The 1982 Green Bay Packers' season was cut short by a player's strike, which provided for a major quirk in the Packers schedule. At that time, the Packers typically played a few home games in Milwaukee's County Stadium. Because of that co-habitation with the Brewers in Milwaukee, and the shortened season, in 1982 the Packers played just one game at their true home, against the Detroit Lions.
That was the last time I was at Lambeau Field.
34 years ago, as a ten year old, I sat in the December cold as the Packers lost to the Lions and I'm pretty sure I cried.

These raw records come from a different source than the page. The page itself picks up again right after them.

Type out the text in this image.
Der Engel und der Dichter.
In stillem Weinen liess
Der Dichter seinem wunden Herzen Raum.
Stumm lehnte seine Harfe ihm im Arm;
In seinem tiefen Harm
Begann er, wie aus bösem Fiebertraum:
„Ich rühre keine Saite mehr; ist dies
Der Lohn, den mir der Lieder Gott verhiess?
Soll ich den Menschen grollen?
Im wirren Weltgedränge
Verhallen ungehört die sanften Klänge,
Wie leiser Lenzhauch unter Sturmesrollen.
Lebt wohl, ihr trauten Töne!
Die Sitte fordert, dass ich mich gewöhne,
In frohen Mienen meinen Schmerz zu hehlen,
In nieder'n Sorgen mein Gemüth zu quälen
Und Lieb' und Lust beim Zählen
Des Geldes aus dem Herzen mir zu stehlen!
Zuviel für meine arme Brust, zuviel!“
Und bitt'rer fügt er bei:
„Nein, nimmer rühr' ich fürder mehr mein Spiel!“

I was a fairly passionate Packers fan as a kid, which I'm sure doesn't surprise anyone who knows how much I care about the Texans. Eight months after that trip to Lambeau Field, I was in a Ryder truck moving to Houston, Texas, sight unseen.
I became a Houstonian as soon as my blood thinned out, which took all of two minutes. This city became my home and the Houston teams became my teams. The desire to see the Packers win is still there, every day of the year, other than one day every four years. I'll wear a Texans logo proudly with plenty of family and friends in the stands, including my parents who moved back to Wisconsin two years ago after 32 years in Houston. I just have to make sure my Pops doesn't show up in an Aaron Rodgers No. 12 jersey. He's fired if he does.
Lambeau is such a special place and that's the message many convey when they make the pilgrimage to the legendary stadium. For me, though as a kid, I thought that's how everyone experienced their NFL football.
You mean, you don't drive on a two lane road through a neighborhood to get to your stadium?
Well, of course, everyone grills bratwursts with "special" sauce each and every Sunday afternoon, right?
There's a Kroll's in every city, no?
Snowmobile suit or large furry jacket for a game in November? What do you wear? SHORTS?!?
It wasn't until I went to my first Oilers game in 1983 when I realized how different the experience is at Lambeau. Not better, just different. I remember walking nearly the entire circumference of the Astrodome looking for the bratwurst stand. Alas, I was unsuccessful in my pursuit.
Through my travels, I've tried to find as unique a place as Lambeau, but that's hard to do. The great history of the game was established in places like Franklin Field, Yankee Stadium and Memorial Stadium in Baltimore. And, of course, Lambeau. But, those legendary locales don't house NFL teams anymore. Lambeau? It was where Bart Starr ended the Ice Bowl. It was where Brett Favre became a gun slinging legend. It was where the great Vince Lombardi prowled the sideline. Every moment of Green Bay Packer history happened right there on that hallowed ground and it's as rich a history as any NFL team in the league.
People have often asked me why it's a special place. Ten year old me would tell you it was just the place where the Packers played. 44-year old me would need more time than you've got in a day to encapsulate the experience.
You know what's more special though? Beating the Packers in Lambeau.
I can only imagine how ten year old me would've responded to a Texans win over the Packers. Hopefully on Sunday we'll see how a 44 year old me will.